Articles and books containing recent information pertinent to the topics covered. Studies in human subjects were given priority, but primate studies that amplify physiologic concepts are included.
Due to increased longevity, the average US woman will spend one-third of her life as a postmenopausal individual. Anatomic and physiologic changes associated with the peri- and postmenopausal state include hot flushes, genitourinary atrophy, and bone loss. Possible correlates of the menopausal transition and postmenopause include affective changes and unfavorable alterations in lipoproteins and other cardiac risk factors. Clinical correlates of these changes can include incontinence, sexual dysfunction, increased risk of fracture, dysphoric mood, and increased risk of cardiovascular disease. Formal indications for estrogen therapy are hot flushes, genital atrophy, and osteoporosis prevention; other common clinical uses are reviewed. Non-contraceptive estrogens can be administered orally, transdermally, vaginally, or by injection. Each route and preparation has some unique features with respect to actions and side effects. Progestins, in adequate doses, protect against the unwanted side effect of endometrial hyperplasia; alternatives to progestin use are presented. Non-hormonal alternatives for some peri- and postmenopausal symptoms are described.
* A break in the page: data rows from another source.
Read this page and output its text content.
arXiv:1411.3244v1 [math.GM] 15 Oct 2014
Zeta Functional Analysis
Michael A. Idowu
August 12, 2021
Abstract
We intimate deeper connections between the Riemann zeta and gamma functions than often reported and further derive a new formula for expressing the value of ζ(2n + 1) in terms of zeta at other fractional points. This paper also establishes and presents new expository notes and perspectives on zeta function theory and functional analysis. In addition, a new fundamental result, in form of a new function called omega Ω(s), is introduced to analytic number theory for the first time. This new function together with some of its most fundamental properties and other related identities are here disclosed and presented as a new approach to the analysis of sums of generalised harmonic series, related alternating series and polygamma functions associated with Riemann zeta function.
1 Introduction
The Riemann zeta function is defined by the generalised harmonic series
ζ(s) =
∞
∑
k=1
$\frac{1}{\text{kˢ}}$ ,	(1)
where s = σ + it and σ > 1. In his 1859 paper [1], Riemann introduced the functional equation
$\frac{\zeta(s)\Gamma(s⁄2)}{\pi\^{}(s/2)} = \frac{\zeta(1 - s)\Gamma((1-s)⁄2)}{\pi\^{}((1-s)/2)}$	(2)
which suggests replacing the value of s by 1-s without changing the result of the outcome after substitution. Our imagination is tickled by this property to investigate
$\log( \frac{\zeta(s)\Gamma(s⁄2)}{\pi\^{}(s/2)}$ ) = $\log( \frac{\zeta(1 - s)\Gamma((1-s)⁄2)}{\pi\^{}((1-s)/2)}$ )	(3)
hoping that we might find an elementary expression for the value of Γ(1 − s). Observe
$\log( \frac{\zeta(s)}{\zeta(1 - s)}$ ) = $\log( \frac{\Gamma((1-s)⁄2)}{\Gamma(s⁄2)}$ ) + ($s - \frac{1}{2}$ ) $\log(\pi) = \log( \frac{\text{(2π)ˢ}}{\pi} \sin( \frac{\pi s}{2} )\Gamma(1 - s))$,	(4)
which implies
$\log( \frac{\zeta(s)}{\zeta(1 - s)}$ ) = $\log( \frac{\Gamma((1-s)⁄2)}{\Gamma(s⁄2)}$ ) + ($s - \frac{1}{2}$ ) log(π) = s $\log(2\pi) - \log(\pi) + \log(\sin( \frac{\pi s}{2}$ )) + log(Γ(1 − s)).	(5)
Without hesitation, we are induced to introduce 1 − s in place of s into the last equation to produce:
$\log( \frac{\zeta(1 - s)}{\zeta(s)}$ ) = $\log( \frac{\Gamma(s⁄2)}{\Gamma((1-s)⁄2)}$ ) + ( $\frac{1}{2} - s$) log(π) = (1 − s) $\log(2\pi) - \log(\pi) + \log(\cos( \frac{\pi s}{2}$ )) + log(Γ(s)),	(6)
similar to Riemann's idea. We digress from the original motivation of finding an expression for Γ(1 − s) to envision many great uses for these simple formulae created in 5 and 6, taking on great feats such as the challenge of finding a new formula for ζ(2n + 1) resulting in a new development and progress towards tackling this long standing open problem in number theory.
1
A discussion of the menopause and the benefits and risks of hormone therapy should be part of the routine health care of older women. Since the use of hormone therapy is elective, health care providers must elicit the goals, needs, and preferences of each patient, supply her with relevant information, and serve as a facilitator of her individual decision.
回顾更年期及更年期综合征的解剖学、生理学、临床症状、长期健康影响及治疗方法,特别强调与老年医学相关的特征,如尿失禁。
关于更年期及更年期综合征的英文出版物。
包含与所涵盖主题相关最新信息的文章和书籍。优先选择人体研究,但也纳入能阐释生理概念的灵长类动物研究。
由于寿命延长,美国女性平均有三分之一的生命处于绝经后阶段。围绝经期和绝经后状态相关的解剖学和生理学变化包括潮热、泌尿生殖系统萎缩和骨质流失。更年期过渡和绝经后的可能相关因素包括情感变化以及脂蛋白和其他心脏危险因素的不良改变。这些变化的临床相关表现可能包括尿失禁、性功能障碍、骨折风险增加、烦躁情绪以及心血管疾病风险增加。雌激素治疗的正式指征为潮热、生殖器萎缩和预防骨质疏松;还回顾了其他常见临床用途。非避孕雌激素可通过口服、经皮、阴道给药或注射。每种给药途径和制剂在作用和副作用方面都有一些独特之处。足量的孕激素可预防子宫内膜增生这一不良副作用;介绍了孕激素使用的替代方法。描述了一些围绝经期和绝经后症状的非激素替代方法。
关于更年期及激素治疗的益处和风险的讨论应成为老年女性常规医疗保健的一部分。由于激素治疗是选择性的,医疗保健提供者必须了解每位患者的目标、需求和偏好,为其提供相关信息,并协助其做出个人决策。